Objective: Anti-CD20 therapy is a highly effective treatment for multiple sclerosis (MS). In this study, we investigated MS-related changes in peripheral blood mononuclear cell (PBMC) subsets compared to healthy controls and longitudinal changes related to the treatment.

Methods: Multicolor spectral flow cytometry analysis was performed on 78 samples to characterize disease- and treatment-related PBMC clusters. Blood samples from MS patients were collected at baseline and up to 8 months post-treatment, with three collection points after treatment initiation. Unsupervised clustering tools and manual gating were applied to identify subclusters of interest and quantify changes.

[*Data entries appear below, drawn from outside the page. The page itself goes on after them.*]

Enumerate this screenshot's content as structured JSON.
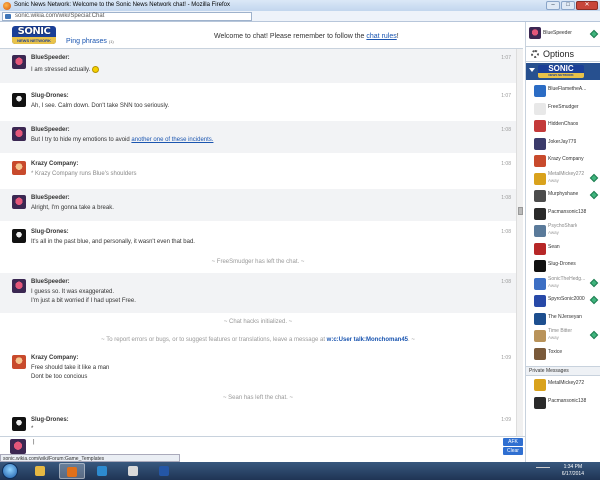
{
  "window": {
    "title": "Sonic News Network: Welcome to the Sonic News Network chat! - Mozilla Firefox",
    "buttons": [
      "–",
      "□",
      "✕"
    ]
  },
  "address": {
    "url": "sonic.wikia.com/wiki/Special:Chat"
  },
  "header": {
    "logo_top": "SONIC",
    "logo_bottom": "NEWS NETWORK",
    "ping_label": "Ping phrases",
    "ping_count": "(1)",
    "welcome_prefix": "Welcome to chat! Please remember to follow the ",
    "welcome_link": "chat rules",
    "welcome_suffix": "!"
  },
  "messages": [
    {
      "user": "BlueSpeeder:",
      "avatar": "bluespeeder",
      "time": "1:07",
      "lines": [
        "I am stressed actually."
      ],
      "emote": true
    },
    {
      "user": "Slug-Drones:",
      "avatar": "slug",
      "time": "1:07",
      "lines": [
        "Ah, I see. Calm down. Don't take SNN too seriously."
      ]
    },
    {
      "user": "BlueSpeeder:",
      "avatar": "bluespeeder",
      "time": "1:08",
      "lines": [
        "But I try to hide my emotions to avoid "
      ],
      "link": "another one of these incidents."
    },
    {
      "user": "Krazy Company:",
      "avatar": "krazy",
      "time": "1:08",
      "lines": [
        "* Krazy Company runs Blue's shoulders"
      ],
      "action": true
    },
    {
      "user": "BlueSpeeder:",
      "avatar": "bluespeeder",
      "time": "1:08",
      "lines": [
        "Alright, I'm gonna take a break."
      ]
    },
    {
      "user": "Slug-Drones:",
      "avatar": "slug",
      "time": "1:08",
      "lines": [
        "It's all in the past blue, and personally, it wasn't even that bad."
      ]
    },
    {
      "user": "BlueSpeeder:",
      "avatar": "bluespeeder",
      "time": "1:08",
      "lines": [
        "I guess so. It was exaggerated.",
        "I'm just a bit worried if I had upset Free."
      ]
    },
    {
      "user": "Krazy Company:",
      "avatar": "krazy",
      "time": "1:09",
      "lines": [
        "Free should take it like a man",
        "Dont be too concious"
      ]
    },
    {
      "user": "Slug-Drones:",
      "avatar": "slug",
      "time": "1:09",
      "lines": [
        "*"
      ]
    }
  ],
  "notices": {
    "left_free": "~ FreeSmudger has left the chat. ~",
    "hacks": "~ Chat hacks initialized. ~",
    "report_prefix": "~ To report errors or bugs, or to suggest features or translations, leave a message at ",
    "report_link": "w:c:User talk:Monchoman45",
    "report_suffix": ". ~",
    "left_sean": "~ Sean has left the chat. ~"
  },
  "input": {
    "value": "|",
    "afk_label": "AFK",
    "clear_label": "Clear"
  },
  "statusbar": {
    "text": "sonic.wikia.com/wiki/Forum:Game_Templates"
  },
  "sidebar": {
    "me": "BlueSpeeder",
    "options_label": "Options",
    "wiki_logo_top": "SONIC",
    "wiki_logo_bottom": "NEWS NETWORK",
    "users": [
      {
        "name": "BlueFlametheA...",
        "status": "",
        "mod": false,
        "color": "#2b6cc4"
      },
      {
        "name": "FreeSmudger",
        "status": "",
        "mod": false,
        "color": "#e8e8e8"
      },
      {
        "name": "HiddenChaos",
        "status": "",
        "mod": false,
        "color": "#c43a3a"
      },
      {
        "name": "JokerJay779",
        "status": "",
        "mod": false,
        "color": "#3b3b6b"
      },
      {
        "name": "Krazy Company",
        "status": "",
        "mod": false,
        "color": "#c84a2c"
      },
      {
        "name": "MetalMickey272",
        "status": "Away",
        "mod": true,
        "color": "#d9a21c"
      },
      {
        "name": "Murphyshane",
        "status": "",
        "mod": true,
        "color": "#4c4c4c"
      },
      {
        "name": "Pacmansonic138",
        "status": "",
        "mod": false,
        "color": "#2a2a2a"
      },
      {
        "name": "PsychoShark",
        "status": "Away",
        "mod": false,
        "color": "#5a7a9a"
      },
      {
        "name": "Sean",
        "status": "",
        "mod": false,
        "color": "#b72727"
      },
      {
        "name": "Slug-Drones",
        "status": "",
        "mod": false,
        "color": "#111111"
      },
      {
        "name": "SonicTheHedg...",
        "status": "Away",
        "mod": true,
        "color": "#3d6fc4"
      },
      {
        "name": "SpyroSonic2000",
        "status": "",
        "mod": true,
        "color": "#2749a8"
      },
      {
        "name": "The NJerseyan",
        "status": "",
        "mod": false,
        "color": "#1d4f8f"
      },
      {
        "name": "Time Bitter",
        "status": "Away",
        "mod": true,
        "color": "#b9935a"
      },
      {
        "name": "Toxice",
        "status": "",
        "mod": false,
        "color": "#7a5a3a"
      }
    ],
    "pm_header": "Private Messages",
    "pms": [
      {
        "name": "MetalMickey272",
        "color": "#d9a21c"
      },
      {
        "name": "Pacmansonic138",
        "color": "#2a2a2a"
      }
    ]
  },
  "taskbar": {
    "time": "1:34 PM",
    "date": "6/17/2014",
    "apps": [
      {
        "name": "explorer-icon",
        "color": "#e5b843"
      },
      {
        "name": "firefox-icon",
        "color": "#e0701a"
      },
      {
        "name": "media-icon",
        "color": "#2d8bd0"
      },
      {
        "name": "paint-icon",
        "color": "#d9d9d9"
      },
      {
        "name": "word-icon",
        "color": "#2456a6"
      }
    ]
  }
}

Results: B cells were depleted from the periphery after anti-CD20 treatment as expected, and we observed an isolated acute, transitory drop in the proportion of natural killer (NK) and NKT cells among the main populations of PBMC (P = 0.03, P = 0.004). Major affected PBMC subpopulations were cytotoxic immune cells (NK, NKT, and CD8 T cells), and we observed a higher proportion of cytotoxic cells with reduced brain-homing ability and a higher regulatory function as a long-term anti-CD20-related effect. Additionally, anti-CD20 therapy altered distributions of memory CD8 T cells and reduced exhaustion markers in both CD4 and CD8 T cells.

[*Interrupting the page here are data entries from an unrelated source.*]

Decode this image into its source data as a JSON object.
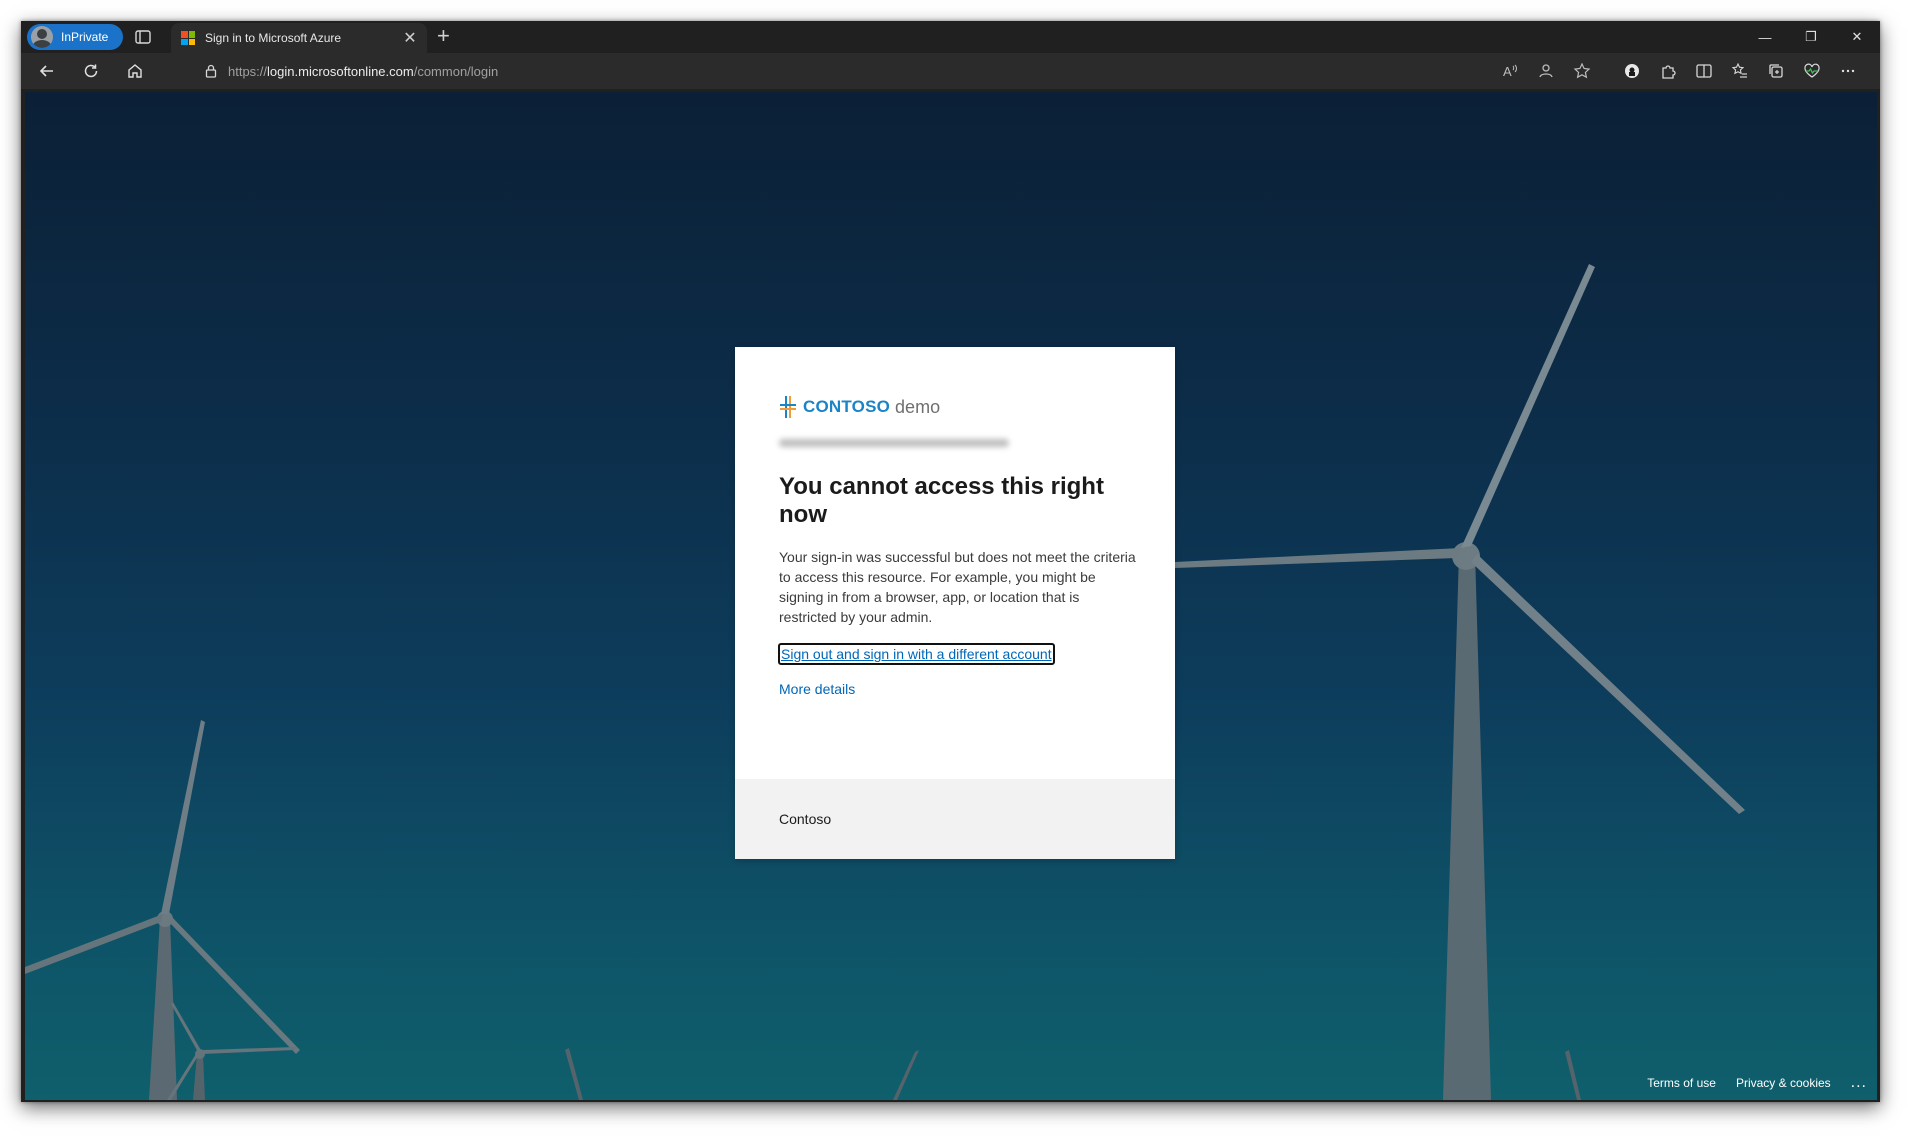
{
  "browser": {
    "profile_label": "InPrivate",
    "tab_title": "Sign in to Microsoft Azure",
    "tab_close": "✕",
    "new_tab": "+",
    "url_scheme": "https://",
    "url_host": "login.microsoftonline.com",
    "url_path": "/common/login",
    "window_controls": {
      "minimize": "—",
      "restore": "❐",
      "close": "✕"
    }
  },
  "card": {
    "brand_primary": "CONTOSO",
    "brand_secondary": "demo",
    "heading": "You cannot access this right now",
    "description": "Your sign-in was successful but does not meet the criteria to access this resource. For example, you might be signing in from a browser, app, or location that is restricted by your admin.",
    "sign_out_link": "Sign out and sign in with a different account",
    "more_details_link": "More details",
    "footer_org": "Contoso"
  },
  "page_footer": {
    "terms": "Terms of use",
    "privacy": "Privacy & cookies",
    "more": "..."
  },
  "colors": {
    "link": "#0067b8",
    "brand": "#1b84c7",
    "inprivate_badge": "#1a73c8"
  }
}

Interpretation: The findings of this study elucidate phenotypic clusters of NK and CD8 T cells, which have previously been underexplored in the context of anti-CD20 therapy. Phenotypic modifications towards a more regulatory and controlled phenotype suggest that these subpopulations may play a critical and previously unrecognized role in mediating the therapeutic efficacy of anti-CD20 treatments.